Both conferences promoted spirited yet civil debates: no one went away angry, and some of us left a little wiser! There is nothing to fear from open, civil dialogue about critical issues. Disagreements are healthy if they are honestly presented, and flaws in one’s thinking can be corrected if someone makes a sound counterargument. Disagreements, bared in good faith, need not be disagreeably presented or received.

Kellie Reacts:

Difficult conversations, unfortunately, are a part of life. We all experienced it once or twice. Sometimes relationships do reach an end. For example, a friend of yours said something offensive or a colleague has different values than you. These types of conversations are not easy to have and can get out of hand if not approached delicately. Of course, people want their voices to be heard and valued. However, it is essential to remember that being respectful of what others bring to the conversation can impact the overall structure and outcome of the conversation.

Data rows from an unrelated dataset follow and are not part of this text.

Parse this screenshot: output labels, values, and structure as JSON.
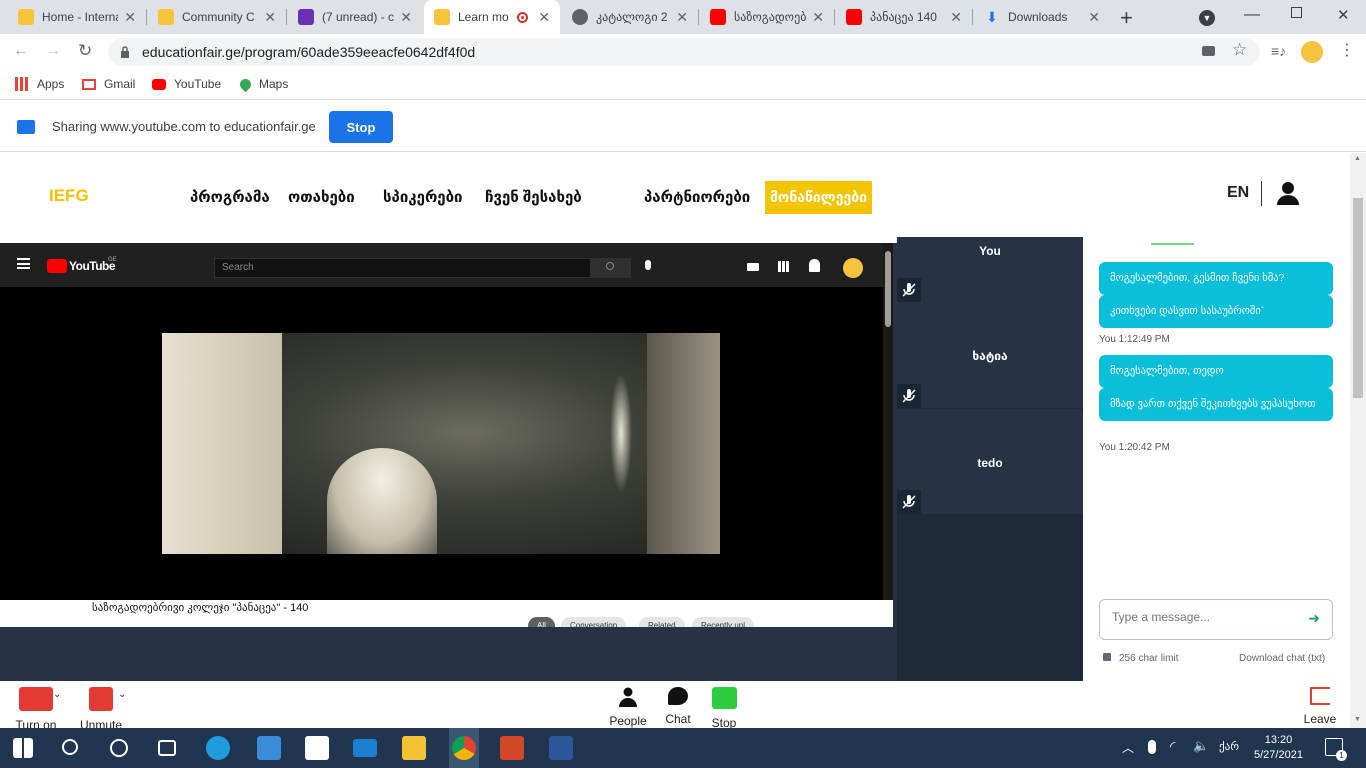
{
  "browser": {
    "tabs": [
      {
        "title": "Home - Interna",
        "active": false
      },
      {
        "title": "Community C",
        "active": false
      },
      {
        "title": "(7 unread) - c",
        "active": false
      },
      {
        "title": "Learn mo",
        "active": true
      },
      {
        "title": "კატალოგი 2",
        "active": false
      },
      {
        "title": "საზოგადოებ",
        "active": false
      },
      {
        "title": "პანაცეა 140",
        "active": false
      },
      {
        "title": "Downloads",
        "active": false
      }
    ],
    "new_tab": "+",
    "url": "educationfair.ge/program/60ade359eeacfe0642df4f0d",
    "bookmarks": [
      "Apps",
      "Gmail",
      "YouTube",
      "Maps"
    ]
  },
  "share_bar": {
    "text": "Sharing www.youtube.com to educationfair.ge",
    "stop_label": "Stop"
  },
  "site": {
    "logo": "IEFG",
    "nav": [
      "პროგრამა",
      "ოთახები",
      "სპიკერები",
      "ჩვენ შესახებ",
      "პარტნიორები"
    ],
    "nav_active": "მონაწილეები",
    "lang": "EN"
  },
  "youtube": {
    "logo": "YouTube",
    "region": "GE",
    "search_placeholder": "Search",
    "caption": "საზოგადოებრივი კოლეჯი \"პანაცეა\" - 140",
    "chips": [
      "All",
      "Conversation",
      "Related",
      "Recently upl"
    ]
  },
  "participants": [
    {
      "name": "You"
    },
    {
      "name": "ხატია"
    },
    {
      "name": "tedo"
    }
  ],
  "chat": {
    "groups": [
      {
        "messages": [
          "მოგესალმებით, გესმით ჩვენი ხმა?",
          "კითხვები დასვით სასაუბროში`"
        ],
        "time": "You 1:12:49 PM"
      },
      {
        "messages": [
          "მოგესალმებით, თედო",
          "მზად ვართ თქვენ შეკითხვებს ვუპასუხოთ"
        ],
        "time": "You 1:20:42 PM"
      }
    ],
    "input_placeholder": "Type a message...",
    "char_limit": "256 char limit",
    "download": "Download chat (txt)"
  },
  "controls": {
    "turn_on": "Turn on",
    "unmute": "Unmute",
    "people": "People",
    "chat": "Chat",
    "stop": "Stop",
    "leave": "Leave"
  },
  "taskbar": {
    "time": "13:20",
    "date": "5/27/2021",
    "lang": "ქარ",
    "notifications": "1"
  },
  "colors": {
    "accent_yellow": "#f5c400",
    "chat_bubble": "#0bbfdb",
    "stage_bg": "#253345",
    "share_stop": "#1a73e8"
  }
}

In today’s social climate, stress is high, and conversations involving race, diversity, equity, and inclusion are more important than ever. But, unfortunately, they can also lead to conflict amongst those with differing opinions.

So, how does one go about having difficult conversations?

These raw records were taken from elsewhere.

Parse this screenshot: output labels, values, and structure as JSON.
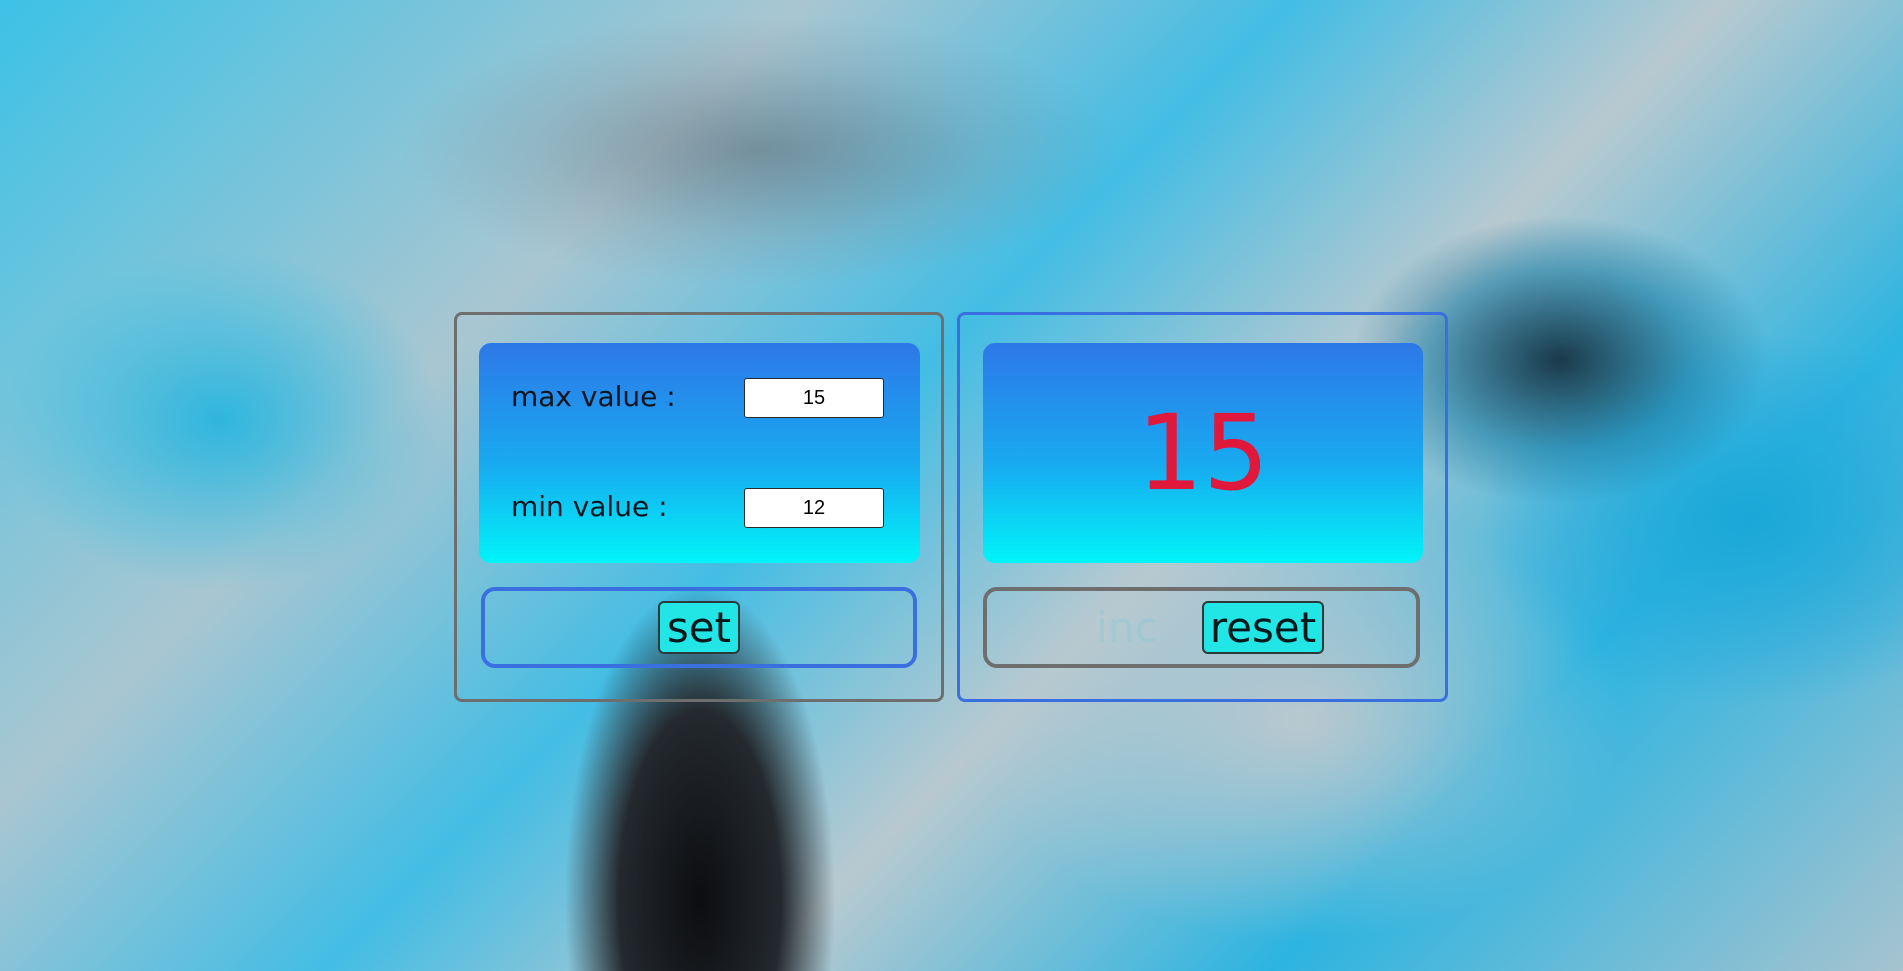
{
  "settings": {
    "max_label": "max value :",
    "max_value": "15",
    "min_label": "min value :",
    "min_value": "12",
    "set_label": "set"
  },
  "counter": {
    "value": "15",
    "inc_label": "inc",
    "reset_label": "reset"
  },
  "colors": {
    "counter_value": "#e0183c",
    "button_bg": "#22e6e6",
    "panel_blue_border": "#3a6fe0",
    "panel_gray_border": "#6e6e6e"
  }
}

Here are some tips on making a difficult conversation a productive one:

1. Thoughtfully Prepare ahead of Time:
Taking the time to prep ahead of the conversation can help avoid the outcome of a damaging encounter and feelings of getting hurt. Exchanges do not need to be mapped out word for word. But it is essential to be mindful of your overall intent. Ask yourself what the goal of the conversation is? Please don’t allow anyone to feel like they are being caught off guard.

2. Stay Present and Remain Calm:
To have a productive conversation, one must give their undivided attention. Whether the dialogue is in person or on Zoom, put away items that distract you. Remember, having a difficult conversation can turn into a healthy discussion. Avoid the urge to “win” the conversation. Suspend any judgment and speak with an open mind and heart.

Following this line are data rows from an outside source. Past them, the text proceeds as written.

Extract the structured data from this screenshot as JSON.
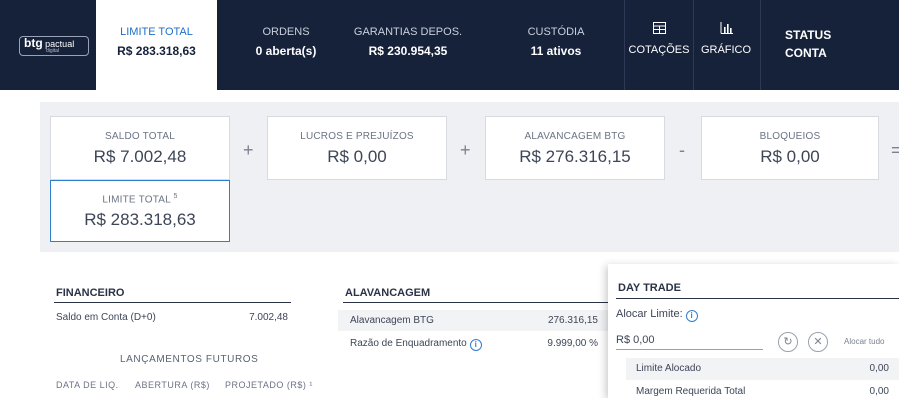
{
  "brand": {
    "logo_main": "btg",
    "logo_side": "pactual",
    "logo_sub": "digital"
  },
  "nav": {
    "limite_total": {
      "label": "LIMITE TOTAL",
      "value": "R$ 283.318,63"
    },
    "ordens": {
      "label": "ORDENS",
      "value": "0 aberta(s)"
    },
    "garantias": {
      "label": "GARANTIAS DEPOS.",
      "value": "R$ 230.954,35"
    },
    "custodia": {
      "label": "CUSTÓDIA",
      "value": "11 ativos"
    },
    "cotacoes": {
      "icon": "table-icon",
      "label": "COTAÇÕES"
    },
    "grafico": {
      "icon": "bar-chart-icon",
      "label": "GRÁFICO"
    },
    "status": {
      "line1": "STATUS",
      "line2": "CONTA"
    }
  },
  "summary": {
    "saldo_total": {
      "label": "SALDO TOTAL",
      "value": "R$ 7.002,48"
    },
    "op1": "+",
    "lucros": {
      "label": "LUCROS E PREJUÍZOS",
      "value": "R$ 0,00"
    },
    "op2": "+",
    "alavancagem": {
      "label": "ALAVANCAGEM BTG",
      "value": "R$ 276.316,15"
    },
    "op3": "-",
    "bloqueios": {
      "label": "BLOQUEIOS",
      "value": "R$ 0,00"
    },
    "op4": "=",
    "limite_total": {
      "label": "LIMITE TOTAL",
      "sup": "5",
      "value": "R$ 283.318,63"
    }
  },
  "financeiro": {
    "title": "FINANCEIRO",
    "saldo_label": "Saldo em Conta (D+0)",
    "saldo_value": "7.002,48",
    "lancamentos_title": "LANÇAMENTOS FUTUROS",
    "columns": [
      "DATA DE LIQ.",
      "ABERTURA (R$)",
      "PROJETADO (R$) ¹"
    ]
  },
  "alavancagem": {
    "title": "ALAVANCAGEM",
    "rows": [
      {
        "label": "Alavancagem BTG",
        "value": "276.316,15"
      },
      {
        "label": "Razão de Enquadramento",
        "value": "9.999,00 %"
      }
    ]
  },
  "day_trade": {
    "title": "DAY TRADE",
    "alocar_label": "Alocar Limite:",
    "input_value": "R$ 0,00",
    "alocar_tudo": "Alocar tudo",
    "rows": [
      {
        "label": "Limite Alocado",
        "value": "0,00"
      },
      {
        "label": "Margem Requerida Total",
        "value": "0,00"
      }
    ]
  }
}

3. Get Your Message Across and Let the Other Party Do the Same:
Make sure your intentions and message are clear. It is okay to be literal in talking about what bothers you. For instance, you can say, “I feel [feeling], when you do [X], because, for me, it would be better if [….]. An example would be, “I feel sad when you talk down to me in a condescending way because, for me, it would be better if you talked to me with the same respect I give you.” It is crucial not to interrupt or lessen the other person’s perspectives.

4. Be An Active Listener:
To be an effective active listener starts with making sure the world around you is turned off. That means closing the door, shutting off the computer, and shutting off the phone. Be sure to give the person you are conversing with your undivided attention. Also, it is okay to ask questions when you need clarification. For example, “I’m not sure I fully understand, can you please say it differently?” or “Do I have this right? I think you are saying….” This shows that you want to get the whole story and are fully listening.

Emotions are bound to run high when partaking in difficult conversations. That is okay. Remember, it takes a lot of courage for a person even to take the initiative to begin such a conversation. It is not always easy to talk about what is bothering you. If any conversation you have gets heated, it is perfectly acceptable and okay to ask for a break or reconvene at another time. Sometimes, taking the time to “sleep on it” can help see an outcome or solution to the problem.